Natalia Kitamikadoʼs costumes are the highlight of the evening, unpredictable and provocative, especially an outré dress that turns the kingʼs scheming niece Clarice into a seductive female centaur. Kitamikado often works with set designer Boris Kudlička, who oddly goes the other way in this production, creating a faux courtroom with heavy materials in somber tones. As an anchor it allows the rest of the production to go wildly over the top, but otherwise one has to wonder what purpose is served by turning a regal court into a drab courtroom, more fitting for something like The Crucible.

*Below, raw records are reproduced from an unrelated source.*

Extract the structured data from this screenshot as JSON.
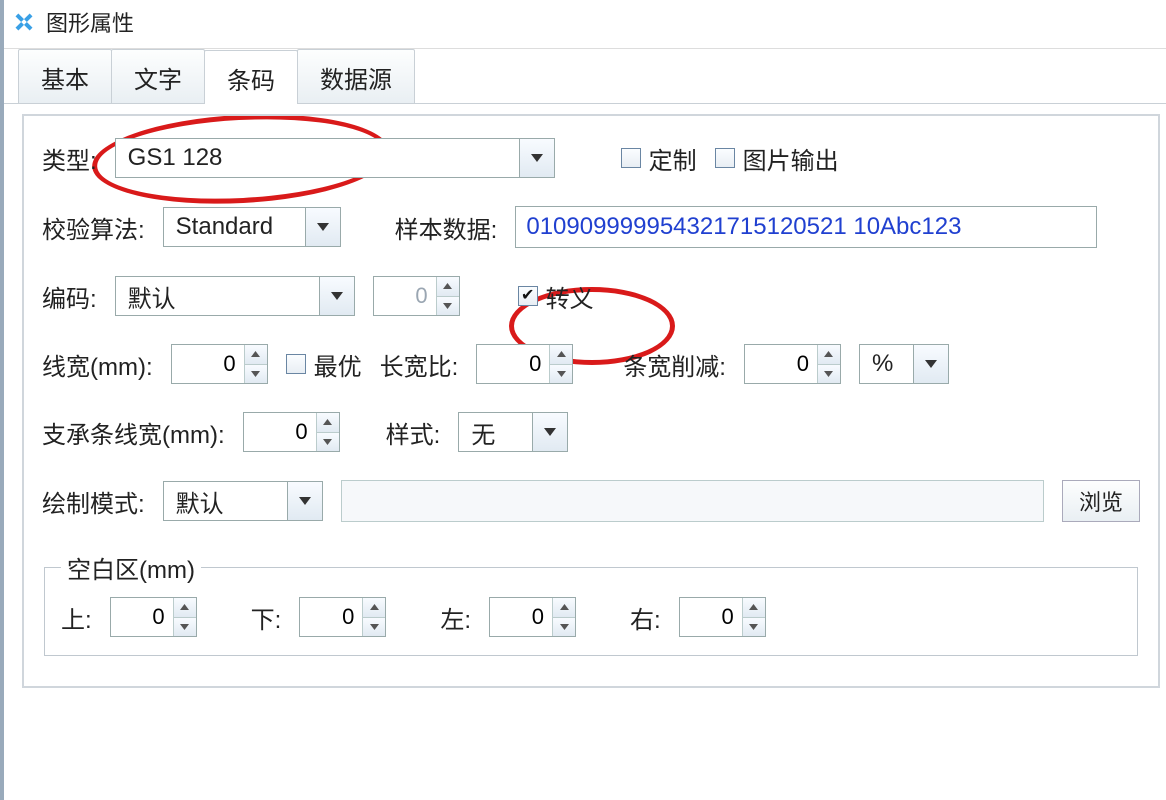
{
  "window_title": "图形属性",
  "tabs": {
    "basic": "基本",
    "text": "文字",
    "barcode": "条码",
    "datasource": "数据源"
  },
  "type_label": "类型:",
  "type_value": "GS1 128",
  "custom_label": "定制",
  "image_output_label": "图片输出",
  "check_alg_label": "校验算法:",
  "check_alg_value": "Standard",
  "sample_data_label": "样本数据:",
  "sample_data_value": "010909999954321715120521 10Abc123",
  "encoding_label": "编码:",
  "encoding_value": "默认",
  "encoding_extra_value": "0",
  "escape_label": "转义",
  "line_width_label": "线宽(mm):",
  "line_width_value": "0",
  "optimal_label": "最优",
  "aspect_label": "长宽比:",
  "aspect_value": "0",
  "bar_reduce_label": "条宽削减:",
  "bar_reduce_value": "0",
  "bar_reduce_unit": "%",
  "support_width_label": "支承条线宽(mm):",
  "support_width_value": "0",
  "style_label": "样式:",
  "style_value": "无",
  "draw_mode_label": "绘制模式:",
  "draw_mode_value": "默认",
  "browse_label": "浏览",
  "margins_title": "空白区(mm)",
  "margins": {
    "top_label": "上:",
    "top_value": "0",
    "bottom_label": "下:",
    "bottom_value": "0",
    "left_label": "左:",
    "left_value": "0",
    "right_label": "右:",
    "right_value": "0"
  }
}
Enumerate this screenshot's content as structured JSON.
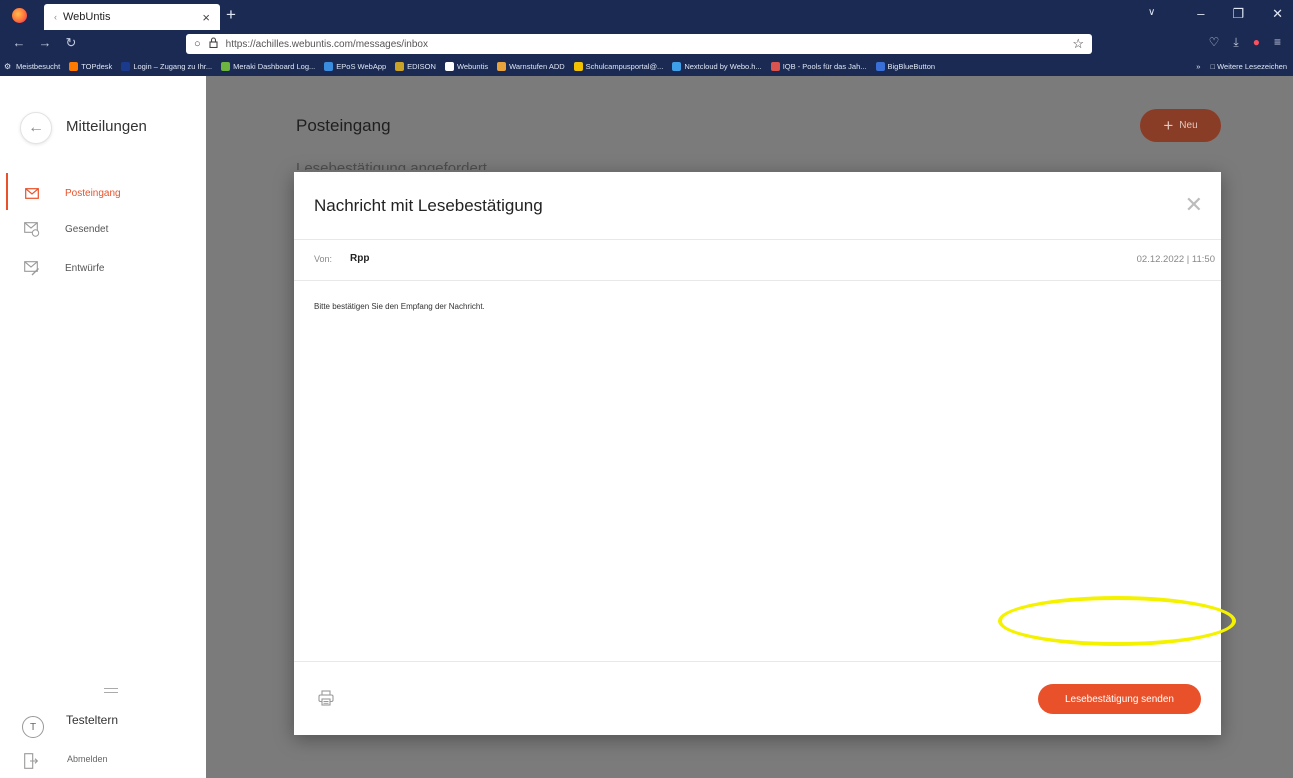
{
  "browser": {
    "tab_title": "WebUntis",
    "tab_favicon": "‹",
    "tab_close": "×",
    "new_tab": "+",
    "url": "https://achilles.webuntis.com/messages/inbox",
    "bookmarks": [
      {
        "label": "Meistbesucht",
        "color": "#dfe6f5"
      },
      {
        "label": "TOPdesk",
        "color": "#ff7a00"
      },
      {
        "label": "Login – Zugang zu Ihr...",
        "color": "#1b3a8c"
      },
      {
        "label": "Meraki Dashboard Log...",
        "color": "#6cb33f"
      },
      {
        "label": "EPoS WebApp",
        "color": "#3a8dde"
      },
      {
        "label": "EDISON",
        "color": "#c9a227"
      },
      {
        "label": "Webuntis",
        "color": "#ffffff"
      },
      {
        "label": "Warnstufen ADD",
        "color": "#e8a33d"
      },
      {
        "label": "Schulcampusportal@...",
        "color": "#f2c200"
      },
      {
        "label": "Nextcloud by Webo.h...",
        "color": "#3da0e8"
      },
      {
        "label": "IQB - Pools für das Jah...",
        "color": "#d9534f"
      },
      {
        "label": "BigBlueButton",
        "color": "#3a6fd8"
      }
    ],
    "more_bookmarks": "Weitere Lesezeichen"
  },
  "sidebar": {
    "title": "Mitteilungen",
    "items": [
      {
        "label": "Posteingang",
        "active": true
      },
      {
        "label": "Gesendet",
        "active": false
      },
      {
        "label": "Entwürfe",
        "active": false
      }
    ],
    "user_initial": "T",
    "user_name": "Testeltern",
    "logout": "Abmelden"
  },
  "main": {
    "title": "Posteingang",
    "new_button": "Neu",
    "list_hint": "Lesebestätigung angefordert"
  },
  "modal": {
    "title": "Nachricht mit Lesebestätigung",
    "from_label": "Von:",
    "from_name": "Rpp",
    "date": "02.12.2022 | 11:50",
    "body": "Bitte bestätigen Sie den Empfang der Nachricht.",
    "send_button": "Lesebestätigung senden"
  },
  "colors": {
    "accent": "#e8512a",
    "browser_bg": "#1b2a52",
    "highlight": "#f5f200"
  }
}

Particularly with Urbanová in the cast, the production feels like a group of company regulars got together for a romp – durable tenors Aleš Briscein (Prince) and Jaroslav Březina (Truffaldino), lustrous soprano Marie Fajtová (Ninette), versatile contralto Jana Sýkorová, and stalwart basses Zdeněk Plech (King of Clubs) and František Zahradníček (Tchelio). Visiting singers Andrea Tögel Kalivodová and Artur Mateusz Garbas added creepy humor as the scheming Clarice and Leandro. The choral work was superb. And under the baton of British conductor Christopher Ward, the National Theater orchestra showed impressive skill and agility outside of its normal repertoire.

Finally, credit the production for being true to the composer's wishes. As Prokofiev said of his critics, “They found ridicule, provocation and burlesque. The one and only thing I attempted was to write an amusing opera.”